There is a long tradition of faithful people complaining to God.  Calling out God is no sign of a lack of faith, but exactly the opposite.  You only call out God if you believe God can and should be doing something.  If you don’t believe, you don’t ask.

Believing people ask and believing people wait.  They wait and they wait and they wait and they never stop waiting … for what will be!  To have faith is to be sure of the things we hope for, to be certain of the things we cannot see, and being ready to wait for as long as it takes.
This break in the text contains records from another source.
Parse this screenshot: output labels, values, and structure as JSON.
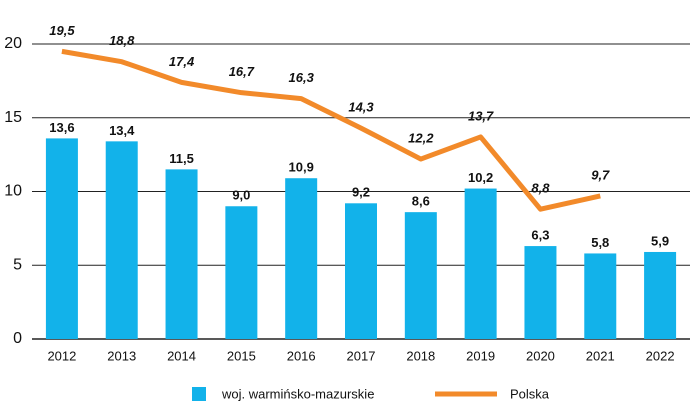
{
  "chart_data": {
    "type": "bar",
    "categories": [
      "2012",
      "2013",
      "2014",
      "2015",
      "2016",
      "2017",
      "2018",
      "2019",
      "2020",
      "2021",
      "2022"
    ],
    "series": [
      {
        "name": "woj. warmińsko-mazurskie",
        "type": "bar",
        "color": "#12b2ea",
        "values": [
          13.6,
          13.4,
          11.5,
          9.0,
          10.9,
          9.2,
          8.6,
          10.2,
          6.3,
          5.8,
          5.9
        ],
        "value_labels": [
          "13,6",
          "13,4",
          "11,5",
          "9,0",
          "10,9",
          "9,2",
          "8,6",
          "10,2",
          "6,3",
          "5,8",
          "5,9"
        ]
      },
      {
        "name": "Polska",
        "type": "line",
        "color": "#f28a2a",
        "values": [
          19.5,
          18.8,
          17.4,
          16.7,
          16.3,
          14.3,
          12.2,
          13.7,
          8.8,
          9.7,
          null
        ],
        "value_labels": [
          "19,5",
          "18,8",
          "17,4",
          "16,7",
          "16,3",
          "14,3",
          "12,2",
          "13,7",
          "8,8",
          "9,7",
          null
        ]
      }
    ],
    "ylim": [
      0,
      20
    ],
    "yticks": [
      0,
      5,
      10,
      15,
      20
    ],
    "grid": true,
    "legend": "bottom"
  }
}
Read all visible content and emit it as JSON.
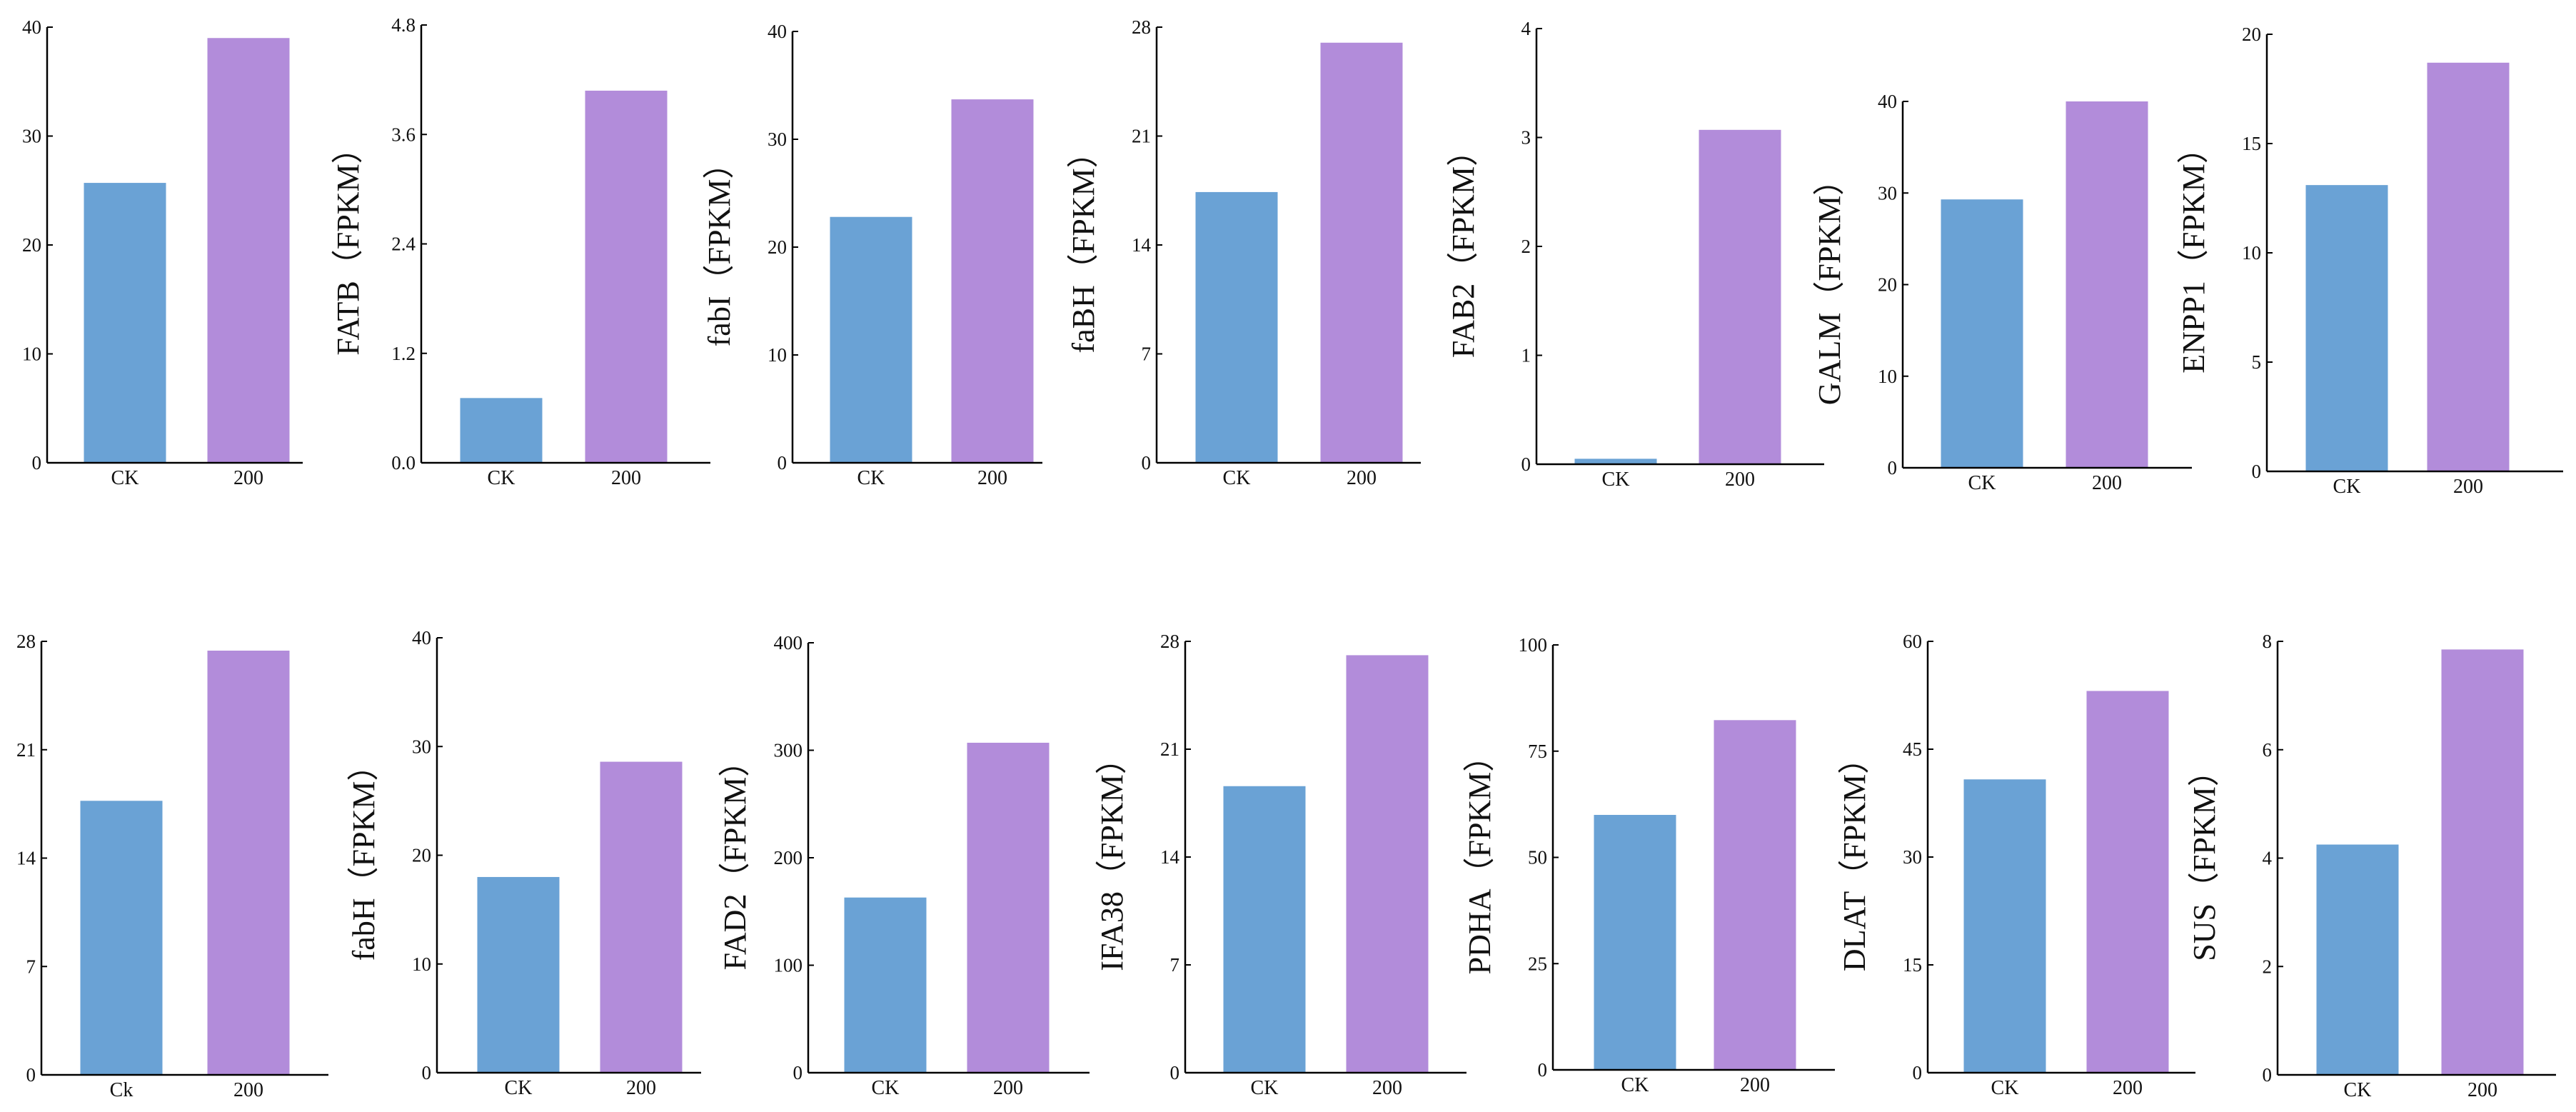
{
  "colors": {
    "ck": "#6aa2d5",
    "treat": "#b28cda",
    "axis": "#000000",
    "text": "#111111"
  },
  "chart_data": [
    {
      "type": "bar",
      "ylabel": "",
      "categories": [
        "CK",
        "200"
      ],
      "values": [
        25.7,
        39.0
      ],
      "ylim": [
        0,
        40
      ],
      "yticks": [
        "0",
        "10",
        "20",
        "30",
        "40"
      ]
    },
    {
      "type": "bar",
      "ylabel": "FATB（FPKM）",
      "categories": [
        "CK",
        "200"
      ],
      "values": [
        0.71,
        4.08
      ],
      "ylim": [
        0,
        4.8
      ],
      "yticks": [
        "0.0",
        "1.2",
        "2.4",
        "3.6",
        "4.8"
      ]
    },
    {
      "type": "bar",
      "ylabel": "fabI（FPKM）",
      "categories": [
        "CK",
        "200"
      ],
      "values": [
        22.8,
        33.7
      ],
      "ylim": [
        0,
        40
      ],
      "yticks": [
        "0",
        "10",
        "20",
        "30",
        "40"
      ]
    },
    {
      "type": "bar",
      "ylabel": "faBH（FPKM）",
      "categories": [
        "CK",
        "200"
      ],
      "values": [
        17.4,
        27.0
      ],
      "ylim": [
        0,
        28
      ],
      "yticks": [
        "0",
        "7",
        "14",
        "21",
        "28"
      ]
    },
    {
      "type": "bar",
      "ylabel": "FAB2（FPKM）",
      "categories": [
        "CK",
        "200"
      ],
      "values": [
        0.05,
        3.07
      ],
      "ylim": [
        0,
        4
      ],
      "yticks": [
        "0",
        "1",
        "2",
        "3",
        "4"
      ]
    },
    {
      "type": "bar",
      "ylabel": "GALM（FPKM）",
      "categories": [
        "CK",
        "200"
      ],
      "values": [
        29.3,
        40.0
      ],
      "ylim": [
        0,
        40
      ],
      "yticks": [
        "0",
        "10",
        "20",
        "30",
        "40"
      ]
    },
    {
      "type": "bar",
      "ylabel": "ENPP1（FPKM）",
      "categories": [
        "CK",
        "200"
      ],
      "values": [
        13.1,
        18.7
      ],
      "ylim": [
        0,
        20
      ],
      "yticks": [
        "0",
        "5",
        "10",
        "15",
        "20"
      ]
    },
    {
      "type": "bar",
      "ylabel": "",
      "categories": [
        "Ck",
        "200"
      ],
      "values": [
        17.7,
        27.4
      ],
      "ylim": [
        0,
        28
      ],
      "yticks": [
        "0",
        "7",
        "14",
        "21",
        "28"
      ]
    },
    {
      "type": "bar",
      "ylabel": "fabH（FPKM）",
      "categories": [
        "CK",
        "200"
      ],
      "values": [
        18.0,
        28.6
      ],
      "ylim": [
        0,
        40
      ],
      "yticks": [
        "0",
        "10",
        "20",
        "30",
        "40"
      ]
    },
    {
      "type": "bar",
      "ylabel": "FAD2（FPKM）",
      "categories": [
        "CK",
        "200"
      ],
      "values": [
        163,
        307
      ],
      "ylim": [
        0,
        400
      ],
      "yticks": [
        "0",
        "100",
        "200",
        "300",
        "400"
      ]
    },
    {
      "type": "bar",
      "ylabel": "IFA38（FPKM）",
      "categories": [
        "CK",
        "200"
      ],
      "values": [
        18.6,
        27.1
      ],
      "ylim": [
        0,
        28
      ],
      "yticks": [
        "0",
        "7",
        "14",
        "21",
        "28"
      ]
    },
    {
      "type": "bar",
      "ylabel": "PDHA（FPKM）",
      "categories": [
        "CK",
        "200"
      ],
      "values": [
        60.0,
        82.3
      ],
      "ylim": [
        0,
        100
      ],
      "yticks": [
        "0",
        "25",
        "50",
        "75",
        "100"
      ]
    },
    {
      "type": "bar",
      "ylabel": "DLAT（FPKM）",
      "categories": [
        "CK",
        "200"
      ],
      "values": [
        40.8,
        53.1
      ],
      "ylim": [
        0,
        60
      ],
      "yticks": [
        "0",
        "15",
        "30",
        "45",
        "60"
      ]
    },
    {
      "type": "bar",
      "ylabel": "SUS（FPKM）",
      "categories": [
        "CK",
        "200"
      ],
      "values": [
        4.25,
        7.85
      ],
      "ylim": [
        0,
        8
      ],
      "yticks": [
        "0",
        "2",
        "4",
        "6",
        "8"
      ]
    }
  ]
}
Believing people complain to God when things are not right.  Believing people wait for as long as it takes until God does make things right.  And, in the meantime, believing people act.  In the meantime, believing people work, tirelessly, to make peace, living as if the peace God promises is already here.

That’s the key to faith: living “as if,” living “as if” until it is!  It is not faith to hope for a better world, but to live in the meanwhile by this world’s rules.  It is faith to live already, here and now, by God’s rules.

This is what faith does with the promises we have heard these four Sundays of Advent …

Faith believes God’s promise of the day when nations will hammer their swords into plows and their spears into pruning knives and never again go to war and faith lives as if that day is already here … by refusing to resort to swords and spears!

Faith believes God’s promise of the day when wolves and sheep will live together in peace and faith lives as if that day is already here … by taking down walls and fences and offering friendship to supposed enemies.

Faith believes God’s promise of the day when flowers will bloom in the wastelands and faith lives as if that day is already here … by planting flowers in wastelands, by doing all it can to bring healing to bodies and to souls and to the earth itself.

Faith believes God’s promise of Immanuel and faith lives as if that day is already here … because that day is already here!  God is with us!

Do you believe it?  Do you believe God is with us?  Peace is believing.